Originally written for www.Rockfreaks.net
There is one problem, and one problem alone with While Heaven Wept's Fear of Infinity; the album was released after the epic Vast Oceans Lachrymose. Unfortunately, Infinity does not live up to very high expectations, but at the same time is a solid offering from these epic doom metalers; and this fact pains me very much.
The album starts off with two fast tracks in Hour of Reprisal and Destroyer of Solace. These tracks build off the faster pace the band introduced on Lachrymose and adds a pleasant new dimension into a genre where slow and mid-tempo tracks are the norm. But the album loses steam with the track Unplenitude. The track is a reworking of song recorded earlier in the bands history (and trust me, it sounds MUCH better than the original) but the acoustic track, which don't get me wrong is beautiful, sucks the life right out of the album. I do not have a problem with the song, so much as its placement on the album.
The album picks up again, after the doomy, appropriately named, To Grieve Forever, with Saturn and Sacrifice. The track mixes the slower elements of WHW with the faster material offered earlier in the album. The closer, a 10 minute epic, Finality, seems to be a long song for the sake of being long and does not offer much to catch the listeners attention.
Perhaps I will come around to this album and perhaps I am being too harsh. But I cannot help but feel the band did not fully expand upon the groundwork laid out in the previous album. Those who are familiar with WHW catalog can hear the growth between the releases of Of Empires Forlorn and Lachrymose, but one will find it hard to hear any growth in Fear of Infinity.
Since their beginnings and up until now, While Heaven Wept have successfully shown themselves as the epitome of musical evolution itself: hundreds of lineups, a broad repertoire, and whatever the hell you ever want to imagine. WHW has truly achieved success. I remember a comment by Tom Philips himself saying that Fear of Infinity was going to be THE album. Well, it is THE album.

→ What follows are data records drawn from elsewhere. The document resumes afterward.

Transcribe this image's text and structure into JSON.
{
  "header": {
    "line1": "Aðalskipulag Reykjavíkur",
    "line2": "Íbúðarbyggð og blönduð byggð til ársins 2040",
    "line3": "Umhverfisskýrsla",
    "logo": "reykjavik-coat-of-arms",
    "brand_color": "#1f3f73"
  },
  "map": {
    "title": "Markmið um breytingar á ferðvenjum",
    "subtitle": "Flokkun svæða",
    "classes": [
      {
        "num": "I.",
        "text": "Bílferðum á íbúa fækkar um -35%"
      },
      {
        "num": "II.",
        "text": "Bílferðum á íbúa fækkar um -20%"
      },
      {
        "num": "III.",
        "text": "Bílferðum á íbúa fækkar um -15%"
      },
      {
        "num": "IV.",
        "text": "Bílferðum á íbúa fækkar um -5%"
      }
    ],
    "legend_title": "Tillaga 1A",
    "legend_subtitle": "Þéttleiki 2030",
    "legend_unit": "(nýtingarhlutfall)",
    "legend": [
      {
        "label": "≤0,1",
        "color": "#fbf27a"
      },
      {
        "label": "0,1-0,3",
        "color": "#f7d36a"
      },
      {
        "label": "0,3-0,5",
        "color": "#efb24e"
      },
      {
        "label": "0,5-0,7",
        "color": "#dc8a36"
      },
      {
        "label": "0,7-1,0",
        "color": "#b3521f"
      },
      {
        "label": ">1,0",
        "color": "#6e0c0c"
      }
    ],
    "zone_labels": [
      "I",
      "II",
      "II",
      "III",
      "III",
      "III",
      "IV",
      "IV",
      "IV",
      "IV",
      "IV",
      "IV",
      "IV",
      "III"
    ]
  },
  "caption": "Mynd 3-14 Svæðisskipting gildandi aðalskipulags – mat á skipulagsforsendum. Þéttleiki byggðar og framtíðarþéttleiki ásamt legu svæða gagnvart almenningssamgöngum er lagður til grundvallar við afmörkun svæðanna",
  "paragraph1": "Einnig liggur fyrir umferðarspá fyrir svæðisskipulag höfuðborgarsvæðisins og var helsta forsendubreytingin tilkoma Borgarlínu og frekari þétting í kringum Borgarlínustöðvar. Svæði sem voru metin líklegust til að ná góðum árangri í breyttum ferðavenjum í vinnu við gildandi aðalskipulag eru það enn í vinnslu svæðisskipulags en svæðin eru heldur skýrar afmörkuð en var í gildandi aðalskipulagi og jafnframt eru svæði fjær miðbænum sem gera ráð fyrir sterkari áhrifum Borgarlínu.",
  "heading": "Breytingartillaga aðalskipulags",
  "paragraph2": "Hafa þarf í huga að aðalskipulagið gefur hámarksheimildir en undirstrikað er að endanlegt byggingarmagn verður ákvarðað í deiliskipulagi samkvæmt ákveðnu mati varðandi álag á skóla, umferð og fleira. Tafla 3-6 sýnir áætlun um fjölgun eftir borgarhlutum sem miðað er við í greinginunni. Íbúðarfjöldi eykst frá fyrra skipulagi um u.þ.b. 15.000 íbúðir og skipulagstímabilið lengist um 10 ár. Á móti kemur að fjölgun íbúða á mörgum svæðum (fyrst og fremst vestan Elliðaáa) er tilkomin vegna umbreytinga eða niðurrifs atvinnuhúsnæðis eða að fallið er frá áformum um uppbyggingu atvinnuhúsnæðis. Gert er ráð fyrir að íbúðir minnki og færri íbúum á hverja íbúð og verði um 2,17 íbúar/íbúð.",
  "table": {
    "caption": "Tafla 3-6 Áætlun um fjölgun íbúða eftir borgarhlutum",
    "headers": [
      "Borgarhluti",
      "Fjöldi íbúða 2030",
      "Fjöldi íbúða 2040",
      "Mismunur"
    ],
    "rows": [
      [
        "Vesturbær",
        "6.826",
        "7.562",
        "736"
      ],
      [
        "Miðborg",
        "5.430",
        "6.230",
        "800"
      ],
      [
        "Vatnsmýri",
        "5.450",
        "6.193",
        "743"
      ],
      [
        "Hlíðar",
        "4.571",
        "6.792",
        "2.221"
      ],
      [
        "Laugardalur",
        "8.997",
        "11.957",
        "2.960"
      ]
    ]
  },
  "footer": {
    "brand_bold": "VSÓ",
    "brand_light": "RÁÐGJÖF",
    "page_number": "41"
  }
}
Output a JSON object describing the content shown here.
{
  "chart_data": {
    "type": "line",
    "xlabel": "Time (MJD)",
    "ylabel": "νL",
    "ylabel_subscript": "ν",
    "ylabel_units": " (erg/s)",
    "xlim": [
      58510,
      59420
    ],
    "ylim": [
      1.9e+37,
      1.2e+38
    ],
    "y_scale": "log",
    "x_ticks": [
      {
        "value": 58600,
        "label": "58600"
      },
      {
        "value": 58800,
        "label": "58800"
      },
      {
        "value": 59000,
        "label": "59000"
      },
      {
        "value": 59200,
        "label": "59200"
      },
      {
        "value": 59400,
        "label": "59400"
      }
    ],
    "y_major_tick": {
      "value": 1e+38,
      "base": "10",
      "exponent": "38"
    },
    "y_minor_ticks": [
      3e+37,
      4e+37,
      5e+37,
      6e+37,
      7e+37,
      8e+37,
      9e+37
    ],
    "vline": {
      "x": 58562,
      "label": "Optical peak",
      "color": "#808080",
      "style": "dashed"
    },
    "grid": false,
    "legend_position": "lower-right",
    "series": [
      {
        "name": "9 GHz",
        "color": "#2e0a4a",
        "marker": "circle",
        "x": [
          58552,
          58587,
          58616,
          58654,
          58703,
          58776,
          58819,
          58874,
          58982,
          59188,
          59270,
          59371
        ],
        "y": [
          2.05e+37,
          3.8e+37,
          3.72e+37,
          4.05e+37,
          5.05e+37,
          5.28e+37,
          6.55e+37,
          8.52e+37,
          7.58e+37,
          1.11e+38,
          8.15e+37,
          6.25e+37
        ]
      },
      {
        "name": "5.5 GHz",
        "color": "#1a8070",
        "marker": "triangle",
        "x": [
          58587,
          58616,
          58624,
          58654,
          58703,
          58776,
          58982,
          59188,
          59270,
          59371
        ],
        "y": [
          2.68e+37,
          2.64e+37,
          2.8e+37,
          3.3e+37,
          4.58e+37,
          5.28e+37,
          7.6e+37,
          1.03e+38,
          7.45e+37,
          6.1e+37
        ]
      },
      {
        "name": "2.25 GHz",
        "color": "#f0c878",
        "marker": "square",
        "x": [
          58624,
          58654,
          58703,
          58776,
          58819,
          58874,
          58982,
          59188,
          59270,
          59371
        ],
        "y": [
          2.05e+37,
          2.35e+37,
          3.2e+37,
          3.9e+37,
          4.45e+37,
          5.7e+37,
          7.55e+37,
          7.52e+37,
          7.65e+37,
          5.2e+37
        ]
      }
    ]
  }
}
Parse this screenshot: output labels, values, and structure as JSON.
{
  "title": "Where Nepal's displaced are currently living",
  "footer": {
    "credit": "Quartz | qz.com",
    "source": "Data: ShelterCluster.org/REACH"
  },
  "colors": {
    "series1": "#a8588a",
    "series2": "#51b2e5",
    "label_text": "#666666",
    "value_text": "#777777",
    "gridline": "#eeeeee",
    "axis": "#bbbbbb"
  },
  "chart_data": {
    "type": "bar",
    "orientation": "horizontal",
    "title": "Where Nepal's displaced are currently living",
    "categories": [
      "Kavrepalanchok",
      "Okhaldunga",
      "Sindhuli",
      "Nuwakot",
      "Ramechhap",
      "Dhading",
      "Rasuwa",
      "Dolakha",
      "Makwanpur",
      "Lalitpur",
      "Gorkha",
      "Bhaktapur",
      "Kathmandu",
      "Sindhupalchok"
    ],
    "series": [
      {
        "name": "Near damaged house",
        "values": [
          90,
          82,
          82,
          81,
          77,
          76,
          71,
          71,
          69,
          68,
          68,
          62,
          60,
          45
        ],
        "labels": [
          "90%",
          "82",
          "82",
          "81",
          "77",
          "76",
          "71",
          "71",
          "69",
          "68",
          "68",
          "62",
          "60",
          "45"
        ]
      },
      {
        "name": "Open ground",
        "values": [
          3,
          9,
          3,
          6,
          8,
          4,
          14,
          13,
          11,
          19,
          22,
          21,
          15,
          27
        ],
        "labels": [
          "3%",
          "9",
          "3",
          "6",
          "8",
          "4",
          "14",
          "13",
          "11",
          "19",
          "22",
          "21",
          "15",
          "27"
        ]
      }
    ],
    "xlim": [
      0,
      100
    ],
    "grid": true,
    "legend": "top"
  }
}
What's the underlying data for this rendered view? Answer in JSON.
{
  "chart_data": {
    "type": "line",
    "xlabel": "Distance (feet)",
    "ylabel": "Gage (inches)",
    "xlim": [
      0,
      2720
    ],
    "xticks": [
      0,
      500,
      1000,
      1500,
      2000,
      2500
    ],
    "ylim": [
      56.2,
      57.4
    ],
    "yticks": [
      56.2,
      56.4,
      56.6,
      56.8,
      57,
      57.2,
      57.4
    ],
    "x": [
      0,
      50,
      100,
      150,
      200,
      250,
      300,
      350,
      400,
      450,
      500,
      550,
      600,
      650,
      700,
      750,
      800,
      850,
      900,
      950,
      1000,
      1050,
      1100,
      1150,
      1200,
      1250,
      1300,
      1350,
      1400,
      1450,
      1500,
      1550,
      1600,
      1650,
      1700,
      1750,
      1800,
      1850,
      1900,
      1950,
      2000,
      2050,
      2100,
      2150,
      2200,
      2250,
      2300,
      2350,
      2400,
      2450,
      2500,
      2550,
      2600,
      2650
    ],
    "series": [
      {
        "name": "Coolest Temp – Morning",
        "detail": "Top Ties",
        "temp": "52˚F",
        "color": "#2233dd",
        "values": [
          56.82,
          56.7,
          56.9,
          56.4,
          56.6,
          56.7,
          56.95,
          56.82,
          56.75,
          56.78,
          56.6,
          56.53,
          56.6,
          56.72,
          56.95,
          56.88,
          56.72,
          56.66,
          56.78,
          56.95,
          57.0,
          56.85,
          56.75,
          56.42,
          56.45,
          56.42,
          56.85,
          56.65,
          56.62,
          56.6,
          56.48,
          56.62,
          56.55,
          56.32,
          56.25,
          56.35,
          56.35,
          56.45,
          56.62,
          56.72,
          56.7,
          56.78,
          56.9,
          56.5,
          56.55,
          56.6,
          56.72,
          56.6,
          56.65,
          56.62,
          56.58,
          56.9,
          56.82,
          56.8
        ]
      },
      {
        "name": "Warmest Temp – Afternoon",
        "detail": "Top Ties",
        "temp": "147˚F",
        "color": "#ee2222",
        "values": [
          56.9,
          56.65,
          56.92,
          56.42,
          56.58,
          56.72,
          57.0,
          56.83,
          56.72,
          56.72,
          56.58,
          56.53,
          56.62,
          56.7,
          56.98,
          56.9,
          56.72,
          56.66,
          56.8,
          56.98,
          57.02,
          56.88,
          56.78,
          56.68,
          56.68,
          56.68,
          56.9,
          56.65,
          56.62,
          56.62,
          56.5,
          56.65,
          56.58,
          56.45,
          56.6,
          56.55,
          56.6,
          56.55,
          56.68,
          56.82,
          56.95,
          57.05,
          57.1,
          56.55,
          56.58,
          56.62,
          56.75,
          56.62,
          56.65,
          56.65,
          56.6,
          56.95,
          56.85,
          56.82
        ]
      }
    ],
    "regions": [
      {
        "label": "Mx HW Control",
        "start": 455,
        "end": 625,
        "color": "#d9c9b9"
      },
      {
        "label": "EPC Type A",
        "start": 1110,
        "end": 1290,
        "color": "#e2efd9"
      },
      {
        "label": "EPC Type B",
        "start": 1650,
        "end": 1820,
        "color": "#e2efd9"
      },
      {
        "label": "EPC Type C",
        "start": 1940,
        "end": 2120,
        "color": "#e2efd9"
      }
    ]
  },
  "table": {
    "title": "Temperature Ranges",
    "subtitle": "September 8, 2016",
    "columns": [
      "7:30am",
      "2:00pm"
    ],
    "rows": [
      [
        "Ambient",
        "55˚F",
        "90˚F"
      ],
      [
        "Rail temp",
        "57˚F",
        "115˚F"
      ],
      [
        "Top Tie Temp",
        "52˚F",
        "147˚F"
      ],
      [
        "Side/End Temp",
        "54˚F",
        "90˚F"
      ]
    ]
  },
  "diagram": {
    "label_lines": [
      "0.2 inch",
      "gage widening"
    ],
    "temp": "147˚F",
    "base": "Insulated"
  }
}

Spinning in the vein of VOL, this album places you in a huge catapult and shoots you at incredible speeds into the unknown. You never know what to expect while listening to all this. It's so immense and varies a lot. Of course, WHW's trademark is present all the time: acoustic interludes, brutal climaxes, baroque-like music lines here and there and an epic (Finality). It's practically like saying that WHW took the crème de la crème of themselves, made a puzzle with it, and assembled a 37:11 masterpiece.
The only one thing I dislike is... well, only 37 minutes? But in the end, I see music albums like books. You can have a huge book that won't fill you at all, but also you can have a rather small book that will totally lift you from your seat and fill your head, heart, and soul with knowledge and whatever. The same thing happens with this "less than 40 pages book for your ears".
I listened to it in the dark with earphones and trust me, it's a unique experience, just like any other WHW album. I praise the fingers that pulled those strings, pressed those keys, hit those drums, sung those words, and the mastermind(s) behind everything.
Highlights: Destroyer of Solace, Obsessions Now Effigies, Finality.